Cultura

News Corp says publishing wing lost money

(Reuters) - Rupert Murdoch's News Corp said the publishing arm it plans to spin off from its entertainment assets would have lost $2.08 billion in the last fiscal year if it were a standalone company.

"New News Corp", as the company dubs its publishing wing, will include newspapers, information marketing services, digital real estate, book publishing, digital education, and sports programming and pay-TV distribution in Australia, the company said on Friday.

The loss included an impairment charge of around $2.6 billion, News Corp said in a filing, but it added that revenue fell 5 percent, hit by the 2011 closure of the News of the World paper after the UK phone hacking scandal, and lower revenues at its Australian papers. (http://r.reuters.com/veb84t)

The unit would have reported a net loss of $92 million in the three months to September 30, it said. It would have been profitable in fiscal 2011 to the tune of $678 million.

The publishing division includes the HarperCollins book publisher, its education arm headed by former New York schools Chancellor Joel Klein, and newspapers including the Wall Street Journal, the Times of London, the Sun, the New York Post and the Australian.

New Corp filed with the U.S. Securities and Exchange Commission on Friday to separate its publishing and entertainment assets into two publicly traded companies.

Robert Thomson, a close confidant of Murdoch and currently managing editor of the Wall Street Journal and editor in chief of its publisher Dow Jones & Co, will lead the new publishing company.
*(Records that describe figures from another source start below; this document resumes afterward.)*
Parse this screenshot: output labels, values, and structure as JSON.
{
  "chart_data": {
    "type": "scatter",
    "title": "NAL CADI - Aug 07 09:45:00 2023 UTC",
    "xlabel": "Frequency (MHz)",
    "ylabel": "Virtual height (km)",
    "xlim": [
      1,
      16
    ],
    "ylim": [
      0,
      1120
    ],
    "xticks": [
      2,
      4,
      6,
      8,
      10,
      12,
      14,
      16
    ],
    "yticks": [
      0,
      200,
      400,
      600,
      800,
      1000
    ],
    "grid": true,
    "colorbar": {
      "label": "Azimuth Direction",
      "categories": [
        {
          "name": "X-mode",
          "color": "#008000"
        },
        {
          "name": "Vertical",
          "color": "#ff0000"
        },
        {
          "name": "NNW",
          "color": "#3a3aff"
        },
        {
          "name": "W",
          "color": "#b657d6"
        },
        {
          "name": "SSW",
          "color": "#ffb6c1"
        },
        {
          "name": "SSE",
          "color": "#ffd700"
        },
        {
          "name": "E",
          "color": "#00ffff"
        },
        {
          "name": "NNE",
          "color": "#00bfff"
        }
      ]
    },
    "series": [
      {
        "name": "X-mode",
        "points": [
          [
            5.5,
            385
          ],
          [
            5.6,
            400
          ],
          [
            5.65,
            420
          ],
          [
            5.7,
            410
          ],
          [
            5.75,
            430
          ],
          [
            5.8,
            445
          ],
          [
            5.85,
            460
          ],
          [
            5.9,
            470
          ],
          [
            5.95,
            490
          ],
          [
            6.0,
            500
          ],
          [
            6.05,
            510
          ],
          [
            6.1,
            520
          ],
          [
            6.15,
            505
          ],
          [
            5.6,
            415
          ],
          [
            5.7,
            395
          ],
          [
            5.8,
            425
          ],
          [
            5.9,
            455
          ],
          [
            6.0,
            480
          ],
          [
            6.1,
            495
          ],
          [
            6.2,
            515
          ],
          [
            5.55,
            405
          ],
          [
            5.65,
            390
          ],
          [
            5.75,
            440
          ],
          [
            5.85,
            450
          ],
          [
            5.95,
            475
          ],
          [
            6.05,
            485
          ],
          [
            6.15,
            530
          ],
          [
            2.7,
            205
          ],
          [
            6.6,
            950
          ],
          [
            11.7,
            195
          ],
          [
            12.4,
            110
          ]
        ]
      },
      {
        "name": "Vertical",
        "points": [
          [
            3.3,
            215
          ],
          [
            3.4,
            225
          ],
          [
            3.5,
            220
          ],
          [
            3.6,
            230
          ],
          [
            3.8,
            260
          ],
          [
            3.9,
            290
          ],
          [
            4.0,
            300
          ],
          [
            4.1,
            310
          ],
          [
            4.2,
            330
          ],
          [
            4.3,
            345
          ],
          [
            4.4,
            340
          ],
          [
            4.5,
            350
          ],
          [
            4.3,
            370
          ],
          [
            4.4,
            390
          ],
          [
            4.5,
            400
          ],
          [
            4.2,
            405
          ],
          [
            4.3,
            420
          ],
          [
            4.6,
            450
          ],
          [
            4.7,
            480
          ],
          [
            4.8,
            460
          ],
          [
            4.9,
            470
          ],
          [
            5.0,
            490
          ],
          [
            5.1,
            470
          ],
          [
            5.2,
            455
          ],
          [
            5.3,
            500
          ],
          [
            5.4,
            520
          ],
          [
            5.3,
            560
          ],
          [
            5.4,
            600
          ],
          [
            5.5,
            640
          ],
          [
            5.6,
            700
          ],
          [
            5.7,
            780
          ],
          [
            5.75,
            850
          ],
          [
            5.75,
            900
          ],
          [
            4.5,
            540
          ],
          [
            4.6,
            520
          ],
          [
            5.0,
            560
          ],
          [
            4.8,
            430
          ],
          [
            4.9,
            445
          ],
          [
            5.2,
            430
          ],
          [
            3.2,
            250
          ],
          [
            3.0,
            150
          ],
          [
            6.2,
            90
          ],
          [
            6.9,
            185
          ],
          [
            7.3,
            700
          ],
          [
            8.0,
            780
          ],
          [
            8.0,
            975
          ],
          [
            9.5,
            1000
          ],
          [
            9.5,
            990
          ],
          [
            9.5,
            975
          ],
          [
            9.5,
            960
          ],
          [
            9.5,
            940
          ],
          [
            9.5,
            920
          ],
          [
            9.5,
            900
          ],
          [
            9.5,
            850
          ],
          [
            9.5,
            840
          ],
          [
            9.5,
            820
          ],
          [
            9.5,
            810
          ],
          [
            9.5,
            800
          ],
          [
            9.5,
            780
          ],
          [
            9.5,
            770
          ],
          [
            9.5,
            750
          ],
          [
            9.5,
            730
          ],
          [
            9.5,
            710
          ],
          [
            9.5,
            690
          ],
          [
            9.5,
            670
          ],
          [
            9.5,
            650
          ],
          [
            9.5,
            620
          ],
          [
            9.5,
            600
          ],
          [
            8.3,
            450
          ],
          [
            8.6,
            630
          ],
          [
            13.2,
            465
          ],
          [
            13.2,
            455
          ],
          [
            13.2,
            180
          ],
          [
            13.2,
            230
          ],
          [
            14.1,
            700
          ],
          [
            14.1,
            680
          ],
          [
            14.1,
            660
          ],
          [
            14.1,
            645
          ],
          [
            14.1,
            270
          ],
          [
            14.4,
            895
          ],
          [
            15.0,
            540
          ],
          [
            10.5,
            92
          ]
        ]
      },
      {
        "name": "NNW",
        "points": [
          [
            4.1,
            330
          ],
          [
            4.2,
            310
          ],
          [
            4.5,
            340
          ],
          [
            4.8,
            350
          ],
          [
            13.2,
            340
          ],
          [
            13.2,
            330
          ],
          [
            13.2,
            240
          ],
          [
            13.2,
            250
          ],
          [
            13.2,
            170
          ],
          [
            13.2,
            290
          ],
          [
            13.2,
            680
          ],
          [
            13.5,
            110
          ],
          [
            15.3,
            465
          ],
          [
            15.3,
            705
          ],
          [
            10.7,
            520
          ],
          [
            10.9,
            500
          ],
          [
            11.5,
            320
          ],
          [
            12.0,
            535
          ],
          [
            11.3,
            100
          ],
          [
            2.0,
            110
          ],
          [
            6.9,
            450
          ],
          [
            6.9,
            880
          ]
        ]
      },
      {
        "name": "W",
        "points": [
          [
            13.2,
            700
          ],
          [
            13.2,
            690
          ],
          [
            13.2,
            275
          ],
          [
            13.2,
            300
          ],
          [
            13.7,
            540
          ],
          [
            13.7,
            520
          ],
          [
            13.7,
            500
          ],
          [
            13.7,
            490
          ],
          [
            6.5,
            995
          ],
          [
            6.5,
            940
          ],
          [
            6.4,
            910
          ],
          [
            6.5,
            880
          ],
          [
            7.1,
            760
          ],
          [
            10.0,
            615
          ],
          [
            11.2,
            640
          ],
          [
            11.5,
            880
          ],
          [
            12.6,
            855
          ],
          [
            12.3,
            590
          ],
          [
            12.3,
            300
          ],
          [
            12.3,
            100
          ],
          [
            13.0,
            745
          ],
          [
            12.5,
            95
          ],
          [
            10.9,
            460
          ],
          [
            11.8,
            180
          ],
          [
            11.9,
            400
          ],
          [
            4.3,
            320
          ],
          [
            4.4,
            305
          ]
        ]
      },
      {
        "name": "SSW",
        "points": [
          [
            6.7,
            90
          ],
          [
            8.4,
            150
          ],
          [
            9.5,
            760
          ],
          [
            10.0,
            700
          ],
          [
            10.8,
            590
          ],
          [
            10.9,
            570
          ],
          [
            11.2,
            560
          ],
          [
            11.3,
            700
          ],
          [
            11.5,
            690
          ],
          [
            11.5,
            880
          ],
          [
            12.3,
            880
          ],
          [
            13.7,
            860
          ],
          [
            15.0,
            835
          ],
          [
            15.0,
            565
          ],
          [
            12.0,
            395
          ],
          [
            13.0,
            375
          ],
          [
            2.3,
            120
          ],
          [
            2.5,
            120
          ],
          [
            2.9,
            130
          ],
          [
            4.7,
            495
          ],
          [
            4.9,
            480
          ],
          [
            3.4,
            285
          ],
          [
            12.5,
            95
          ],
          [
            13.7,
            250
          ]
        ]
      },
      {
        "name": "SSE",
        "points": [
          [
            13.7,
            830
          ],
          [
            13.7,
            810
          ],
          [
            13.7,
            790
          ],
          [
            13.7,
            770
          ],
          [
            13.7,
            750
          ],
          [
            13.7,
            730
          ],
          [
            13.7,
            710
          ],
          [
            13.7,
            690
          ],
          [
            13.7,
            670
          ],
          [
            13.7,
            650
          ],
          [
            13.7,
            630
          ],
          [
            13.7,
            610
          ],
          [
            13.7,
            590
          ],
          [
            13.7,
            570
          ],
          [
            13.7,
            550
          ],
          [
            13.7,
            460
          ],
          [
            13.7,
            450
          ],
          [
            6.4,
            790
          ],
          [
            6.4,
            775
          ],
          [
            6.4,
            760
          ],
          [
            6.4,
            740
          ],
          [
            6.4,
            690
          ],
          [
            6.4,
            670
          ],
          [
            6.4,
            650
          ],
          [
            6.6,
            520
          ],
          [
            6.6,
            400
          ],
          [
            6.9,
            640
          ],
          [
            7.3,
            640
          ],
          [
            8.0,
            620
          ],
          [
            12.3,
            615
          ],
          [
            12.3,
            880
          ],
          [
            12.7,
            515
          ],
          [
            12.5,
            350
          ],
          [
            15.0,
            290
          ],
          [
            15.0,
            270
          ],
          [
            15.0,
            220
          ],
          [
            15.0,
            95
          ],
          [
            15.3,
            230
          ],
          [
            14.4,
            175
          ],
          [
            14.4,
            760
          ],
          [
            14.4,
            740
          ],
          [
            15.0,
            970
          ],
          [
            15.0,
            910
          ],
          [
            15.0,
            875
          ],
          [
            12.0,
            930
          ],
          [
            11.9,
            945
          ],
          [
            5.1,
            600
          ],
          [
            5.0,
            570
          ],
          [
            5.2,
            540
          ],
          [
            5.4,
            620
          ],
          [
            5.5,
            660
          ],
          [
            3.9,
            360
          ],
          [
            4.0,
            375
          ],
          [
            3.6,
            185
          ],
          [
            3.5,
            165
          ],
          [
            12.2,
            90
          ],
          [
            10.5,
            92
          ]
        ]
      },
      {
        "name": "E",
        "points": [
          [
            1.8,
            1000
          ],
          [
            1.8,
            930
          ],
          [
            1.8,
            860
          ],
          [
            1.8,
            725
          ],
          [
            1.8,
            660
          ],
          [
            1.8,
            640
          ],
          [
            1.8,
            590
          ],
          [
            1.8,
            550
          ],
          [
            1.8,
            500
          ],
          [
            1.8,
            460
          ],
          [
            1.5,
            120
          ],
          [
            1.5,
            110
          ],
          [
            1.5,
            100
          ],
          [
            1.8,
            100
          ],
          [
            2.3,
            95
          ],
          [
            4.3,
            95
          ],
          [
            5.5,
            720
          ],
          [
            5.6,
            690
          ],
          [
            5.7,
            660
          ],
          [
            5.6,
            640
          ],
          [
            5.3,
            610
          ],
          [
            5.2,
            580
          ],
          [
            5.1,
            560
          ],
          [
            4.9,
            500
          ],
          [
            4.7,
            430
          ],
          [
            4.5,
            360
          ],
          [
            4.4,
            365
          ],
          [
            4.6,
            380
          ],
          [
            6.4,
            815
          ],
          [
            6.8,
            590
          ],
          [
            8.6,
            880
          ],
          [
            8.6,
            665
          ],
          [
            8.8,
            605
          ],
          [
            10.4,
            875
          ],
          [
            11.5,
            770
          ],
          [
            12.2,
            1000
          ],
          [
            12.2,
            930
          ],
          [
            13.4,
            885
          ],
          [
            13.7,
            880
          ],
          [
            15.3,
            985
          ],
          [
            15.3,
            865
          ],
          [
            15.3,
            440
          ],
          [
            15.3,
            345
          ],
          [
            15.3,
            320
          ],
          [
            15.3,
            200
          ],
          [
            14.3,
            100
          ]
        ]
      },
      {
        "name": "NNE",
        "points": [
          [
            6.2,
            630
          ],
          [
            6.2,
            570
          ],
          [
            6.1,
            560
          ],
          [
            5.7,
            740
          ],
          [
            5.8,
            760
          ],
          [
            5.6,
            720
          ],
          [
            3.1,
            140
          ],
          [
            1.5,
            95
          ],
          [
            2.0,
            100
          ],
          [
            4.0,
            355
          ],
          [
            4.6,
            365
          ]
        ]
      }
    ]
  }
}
News Corp said in June that it would separate its publishing and entertainment assets after shareholders pressed it to get rid of its troubled newspaper business.

The phone hacking scandal erupted at the News Of The World last year, forcing it to close the paper in July and drop its proposed purchase of the rest of BSkyB, its British pay-TV network.

News Corp's film and television businesses currently include the 20th Century Fox film studio, Fox broadcasting network and Fox News channel.

Shares of the company closed at $25.42 on Thursday on the Nasdaq.